World power, dominion, and control over others via unlimited wealth is their goal. Eradication or economic slavery and servitude is the desired destiny for most of the world’s current populations. According to them, their supposedly noble ends justify their terrible means. But this is always the seductive lie. Do not listen to it.

Please read Ellen Brown’s Web of Debt at your first opportunity. It is the one book on money and economics that most people of average education and intelligence can understand. There is another quicker road to less thorough enlightenment, and that is the video, Money as Debt by Paul Grignon that takes 47 minutes to watch. Google it and you will be rewarded with as sound a monetary education in 47 minutes as it is possible to obtain. It can be found online at Youtube, Brasscheck and Google videos.

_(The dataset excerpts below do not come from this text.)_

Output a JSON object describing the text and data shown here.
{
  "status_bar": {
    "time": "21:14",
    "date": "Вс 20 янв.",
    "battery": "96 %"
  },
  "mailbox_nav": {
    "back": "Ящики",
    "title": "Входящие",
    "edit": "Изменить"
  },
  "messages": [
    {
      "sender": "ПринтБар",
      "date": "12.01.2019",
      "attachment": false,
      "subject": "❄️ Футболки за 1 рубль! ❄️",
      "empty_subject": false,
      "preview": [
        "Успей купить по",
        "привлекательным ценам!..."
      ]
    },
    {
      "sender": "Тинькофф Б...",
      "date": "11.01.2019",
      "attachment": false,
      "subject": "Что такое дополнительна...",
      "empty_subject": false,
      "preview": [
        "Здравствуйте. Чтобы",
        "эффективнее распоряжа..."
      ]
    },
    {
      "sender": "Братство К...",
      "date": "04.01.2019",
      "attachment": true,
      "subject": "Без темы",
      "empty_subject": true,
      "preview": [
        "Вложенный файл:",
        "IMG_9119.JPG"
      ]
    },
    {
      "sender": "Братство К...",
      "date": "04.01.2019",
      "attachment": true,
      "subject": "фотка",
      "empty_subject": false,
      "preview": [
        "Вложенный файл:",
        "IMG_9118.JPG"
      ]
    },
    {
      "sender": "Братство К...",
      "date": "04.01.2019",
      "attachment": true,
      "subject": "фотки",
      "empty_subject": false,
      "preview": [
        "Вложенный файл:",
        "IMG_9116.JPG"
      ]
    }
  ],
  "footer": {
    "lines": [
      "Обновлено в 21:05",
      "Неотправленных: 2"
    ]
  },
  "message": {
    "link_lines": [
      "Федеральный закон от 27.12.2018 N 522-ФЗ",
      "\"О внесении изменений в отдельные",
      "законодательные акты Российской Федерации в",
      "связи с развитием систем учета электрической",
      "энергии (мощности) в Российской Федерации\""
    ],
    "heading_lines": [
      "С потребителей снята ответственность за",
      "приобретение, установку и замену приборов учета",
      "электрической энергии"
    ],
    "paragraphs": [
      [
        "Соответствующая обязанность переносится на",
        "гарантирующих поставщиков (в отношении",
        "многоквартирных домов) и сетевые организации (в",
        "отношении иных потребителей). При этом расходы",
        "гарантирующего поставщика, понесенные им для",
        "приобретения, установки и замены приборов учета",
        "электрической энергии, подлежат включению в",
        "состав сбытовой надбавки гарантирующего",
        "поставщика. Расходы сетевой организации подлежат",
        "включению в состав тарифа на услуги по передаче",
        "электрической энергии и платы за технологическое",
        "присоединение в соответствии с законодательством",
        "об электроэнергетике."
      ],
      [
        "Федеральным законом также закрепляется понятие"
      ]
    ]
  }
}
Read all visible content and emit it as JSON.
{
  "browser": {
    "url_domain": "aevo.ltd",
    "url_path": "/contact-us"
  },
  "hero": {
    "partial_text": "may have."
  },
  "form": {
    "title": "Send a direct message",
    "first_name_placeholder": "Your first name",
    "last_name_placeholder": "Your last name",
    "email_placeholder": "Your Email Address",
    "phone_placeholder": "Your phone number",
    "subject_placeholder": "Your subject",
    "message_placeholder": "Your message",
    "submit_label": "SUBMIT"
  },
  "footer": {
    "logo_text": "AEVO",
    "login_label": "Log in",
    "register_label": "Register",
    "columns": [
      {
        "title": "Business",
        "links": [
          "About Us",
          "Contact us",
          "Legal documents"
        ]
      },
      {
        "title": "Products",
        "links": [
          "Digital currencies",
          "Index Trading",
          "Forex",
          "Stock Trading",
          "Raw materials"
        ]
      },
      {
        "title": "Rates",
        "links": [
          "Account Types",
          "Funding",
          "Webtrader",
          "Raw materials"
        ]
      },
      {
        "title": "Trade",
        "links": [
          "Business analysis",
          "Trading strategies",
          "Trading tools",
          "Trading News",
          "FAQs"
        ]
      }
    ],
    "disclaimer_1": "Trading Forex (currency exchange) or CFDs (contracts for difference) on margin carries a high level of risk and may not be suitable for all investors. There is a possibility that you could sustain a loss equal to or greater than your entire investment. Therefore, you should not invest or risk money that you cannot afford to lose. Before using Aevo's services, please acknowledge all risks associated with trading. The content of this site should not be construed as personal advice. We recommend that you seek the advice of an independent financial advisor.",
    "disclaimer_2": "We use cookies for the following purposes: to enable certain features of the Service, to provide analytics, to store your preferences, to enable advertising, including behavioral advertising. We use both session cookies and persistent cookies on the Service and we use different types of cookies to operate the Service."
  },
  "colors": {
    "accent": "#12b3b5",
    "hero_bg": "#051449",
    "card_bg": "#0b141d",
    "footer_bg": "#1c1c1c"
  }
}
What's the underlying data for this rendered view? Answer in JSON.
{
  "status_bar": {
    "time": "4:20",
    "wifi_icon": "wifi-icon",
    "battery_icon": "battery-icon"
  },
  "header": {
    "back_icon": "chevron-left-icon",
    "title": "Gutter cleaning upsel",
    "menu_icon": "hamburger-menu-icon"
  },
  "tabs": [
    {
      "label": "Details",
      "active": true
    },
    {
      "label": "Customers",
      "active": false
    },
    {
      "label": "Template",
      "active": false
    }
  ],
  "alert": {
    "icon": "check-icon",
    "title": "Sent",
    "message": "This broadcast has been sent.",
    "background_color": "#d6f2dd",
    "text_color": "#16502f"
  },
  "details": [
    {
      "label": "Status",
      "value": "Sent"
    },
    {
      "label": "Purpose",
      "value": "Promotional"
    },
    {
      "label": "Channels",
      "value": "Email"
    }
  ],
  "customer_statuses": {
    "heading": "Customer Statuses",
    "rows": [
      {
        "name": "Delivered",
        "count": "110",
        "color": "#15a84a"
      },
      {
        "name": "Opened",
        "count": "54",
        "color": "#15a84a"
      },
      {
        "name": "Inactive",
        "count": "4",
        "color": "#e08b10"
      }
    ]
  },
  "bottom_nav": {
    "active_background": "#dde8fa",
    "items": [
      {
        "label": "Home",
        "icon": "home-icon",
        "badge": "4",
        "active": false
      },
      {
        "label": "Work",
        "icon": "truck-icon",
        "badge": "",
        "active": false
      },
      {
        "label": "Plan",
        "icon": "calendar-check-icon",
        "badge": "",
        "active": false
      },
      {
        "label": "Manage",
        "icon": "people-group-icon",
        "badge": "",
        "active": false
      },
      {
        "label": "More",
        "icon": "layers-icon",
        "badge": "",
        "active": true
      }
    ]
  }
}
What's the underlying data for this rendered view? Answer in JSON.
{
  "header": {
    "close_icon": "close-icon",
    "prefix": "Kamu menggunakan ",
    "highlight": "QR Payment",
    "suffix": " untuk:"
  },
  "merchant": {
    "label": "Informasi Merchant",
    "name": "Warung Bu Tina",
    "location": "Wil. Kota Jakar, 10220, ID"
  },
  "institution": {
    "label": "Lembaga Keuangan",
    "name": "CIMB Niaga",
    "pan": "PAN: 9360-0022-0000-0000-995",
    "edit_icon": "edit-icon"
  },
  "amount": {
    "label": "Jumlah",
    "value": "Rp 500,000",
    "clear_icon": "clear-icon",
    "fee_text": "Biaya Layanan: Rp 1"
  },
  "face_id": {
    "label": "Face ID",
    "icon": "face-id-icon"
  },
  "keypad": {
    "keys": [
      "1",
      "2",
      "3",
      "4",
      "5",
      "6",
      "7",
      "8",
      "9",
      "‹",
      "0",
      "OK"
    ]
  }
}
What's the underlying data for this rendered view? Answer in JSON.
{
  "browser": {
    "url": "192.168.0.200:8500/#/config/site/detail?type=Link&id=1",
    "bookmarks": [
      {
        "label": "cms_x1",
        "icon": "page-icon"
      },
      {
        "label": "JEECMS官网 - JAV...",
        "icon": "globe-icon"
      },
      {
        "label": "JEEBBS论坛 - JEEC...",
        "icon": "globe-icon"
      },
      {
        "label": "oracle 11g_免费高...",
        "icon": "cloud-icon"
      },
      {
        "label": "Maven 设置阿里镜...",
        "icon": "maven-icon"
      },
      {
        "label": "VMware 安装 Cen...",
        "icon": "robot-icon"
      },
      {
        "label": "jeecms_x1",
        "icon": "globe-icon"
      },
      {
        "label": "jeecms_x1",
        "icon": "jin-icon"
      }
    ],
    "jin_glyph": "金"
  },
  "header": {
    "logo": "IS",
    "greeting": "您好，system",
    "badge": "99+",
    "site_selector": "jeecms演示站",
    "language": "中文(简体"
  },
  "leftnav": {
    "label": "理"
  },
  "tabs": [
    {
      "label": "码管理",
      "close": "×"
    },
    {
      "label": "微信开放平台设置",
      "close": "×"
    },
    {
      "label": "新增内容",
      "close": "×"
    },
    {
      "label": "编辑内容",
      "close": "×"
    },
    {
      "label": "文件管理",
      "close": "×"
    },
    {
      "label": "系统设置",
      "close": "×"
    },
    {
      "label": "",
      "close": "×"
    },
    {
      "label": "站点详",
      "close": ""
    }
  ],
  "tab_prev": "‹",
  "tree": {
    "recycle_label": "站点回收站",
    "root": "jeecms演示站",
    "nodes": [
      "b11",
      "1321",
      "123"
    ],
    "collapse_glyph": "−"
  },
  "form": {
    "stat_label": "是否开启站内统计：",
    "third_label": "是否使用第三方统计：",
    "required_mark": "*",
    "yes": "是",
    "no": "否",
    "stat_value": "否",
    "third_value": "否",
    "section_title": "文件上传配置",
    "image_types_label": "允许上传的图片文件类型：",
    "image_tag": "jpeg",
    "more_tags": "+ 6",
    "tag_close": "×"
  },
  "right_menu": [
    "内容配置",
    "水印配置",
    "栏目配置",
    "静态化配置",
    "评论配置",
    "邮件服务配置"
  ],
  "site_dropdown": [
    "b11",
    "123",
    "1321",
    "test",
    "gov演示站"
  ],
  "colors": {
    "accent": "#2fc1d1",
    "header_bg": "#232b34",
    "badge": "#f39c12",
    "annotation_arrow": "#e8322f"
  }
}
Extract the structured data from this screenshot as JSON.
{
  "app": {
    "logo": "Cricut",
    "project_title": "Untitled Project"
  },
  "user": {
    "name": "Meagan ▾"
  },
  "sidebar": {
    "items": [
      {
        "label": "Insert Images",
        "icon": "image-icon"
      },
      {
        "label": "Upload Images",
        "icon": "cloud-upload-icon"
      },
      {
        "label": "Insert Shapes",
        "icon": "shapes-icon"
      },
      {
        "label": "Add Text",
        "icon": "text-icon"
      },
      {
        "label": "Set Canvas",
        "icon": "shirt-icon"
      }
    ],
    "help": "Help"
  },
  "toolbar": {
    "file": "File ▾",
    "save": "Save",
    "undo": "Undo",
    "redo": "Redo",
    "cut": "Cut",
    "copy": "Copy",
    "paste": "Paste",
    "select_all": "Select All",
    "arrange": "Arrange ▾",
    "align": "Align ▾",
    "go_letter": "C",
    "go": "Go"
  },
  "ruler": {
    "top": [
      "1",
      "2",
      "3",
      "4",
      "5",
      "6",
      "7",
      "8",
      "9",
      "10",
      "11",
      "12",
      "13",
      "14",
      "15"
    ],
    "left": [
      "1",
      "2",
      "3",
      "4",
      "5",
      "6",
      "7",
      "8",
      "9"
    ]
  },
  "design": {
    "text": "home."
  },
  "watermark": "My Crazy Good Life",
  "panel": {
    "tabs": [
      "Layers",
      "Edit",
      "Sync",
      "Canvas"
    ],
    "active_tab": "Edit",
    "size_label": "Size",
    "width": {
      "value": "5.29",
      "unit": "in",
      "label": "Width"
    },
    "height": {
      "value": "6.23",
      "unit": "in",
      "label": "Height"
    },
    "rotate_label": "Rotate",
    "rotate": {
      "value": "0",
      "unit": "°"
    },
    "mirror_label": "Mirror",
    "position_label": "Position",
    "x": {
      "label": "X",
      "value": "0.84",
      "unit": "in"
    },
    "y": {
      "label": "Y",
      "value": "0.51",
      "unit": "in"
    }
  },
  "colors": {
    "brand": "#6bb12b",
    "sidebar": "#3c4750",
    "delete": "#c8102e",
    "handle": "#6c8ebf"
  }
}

I have spent the better part of the last 10 years researching money, economics and socio-political issues. I can safely say that there are no real and lasting solutions to any of humanity’s most pressing problems, including war, poverty, disease, climate change, pollution, and all the rest, unless the money problems are solved. They cannot be solved until they are fully understood down to the level of their most basic and root causes.

There is good news. This issue can be fought and won. Lord Acton once famously said that “power corrupts, and absolute power corrupts absolutely”. Less well known is his prediction that:

“The issue which has swept down the centuries and which will have to be fought sooner or later is the people versus the banks.”

The banks may be powerful, but the people are many.

This struggle may not be one of physical force and confrontation. I pray to God that it will not come to that. Let is be one done through the democratic-republican process of peaceful change and progress – legislation.

“Never forget that a small group of dedicated citizens can change the world. Indeed it’s the only thing that ever has.” – Margaret Mead.